Any idea how can handle these documents as one document in aggregating data, since all have the same parent which have the information?

Thanks

you should match before unwind. match is smart enough to match within arrays. you have a higher probability to leverage your indexes if you match first

you only get the grades on the parent because you are matching address. I see 2 solutions

  1. add address to child documents
  2. do a self lookup matching parent id right after the match

you then use $filter to get the grades subdocuments

since you do not unwind you do not need to group

2 Likes

Thanks a lot Steeve for the help!

Ended up as follows:

db.collection.aggregate([
  {
    "$match": {
      "address": "address1"
    }
  },
  {
    "$project": {
      "grades": {
        "$filter": {
          "input": "$grades",
          "cond": {
            "$gte": [
              "$$this.grade",
              80
            ]
          }
        }
      }
    }
  }
])

I was trying to find a way to connect document and subdocuments based of the “id” and “parent” fields.
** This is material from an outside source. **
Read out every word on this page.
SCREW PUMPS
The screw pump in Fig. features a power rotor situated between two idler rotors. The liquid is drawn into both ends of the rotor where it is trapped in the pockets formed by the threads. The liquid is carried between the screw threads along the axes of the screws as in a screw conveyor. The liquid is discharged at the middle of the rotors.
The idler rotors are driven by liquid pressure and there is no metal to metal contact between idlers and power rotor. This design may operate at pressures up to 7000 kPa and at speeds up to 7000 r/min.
But didn’t find such a way. As you suggested, either have to duplicate the data (address) in subdocuments. Or using lookup.
I would use duplicate data (address) in subdocuments (solution #1), as I’m under impression that the lookup is not a proper solution for large dataset from performance perspective.

Thanks

yes, lookup will be slower, but your data schema is defined in such a way that this is the solution. make sure you have proper indexes

for your lookup, use localField:id with foreignField:parent and it should work

note that when you project you loose id, phase and address fields

1 Like

Thanks a lot Steeve!

This design for the data schema was to avoid unbounded arrays, so I used outlier pattern, by created new subdocuments for overflow data in arrays. But with this approach, I had to handle all CRUD APIs to take into consideration the subdocuments.
Because of the performance impact for lookup, I wont use it. Instead, going to copy all fields needed in retrieve queries in subdocuments.

Thanks a lot

1 Like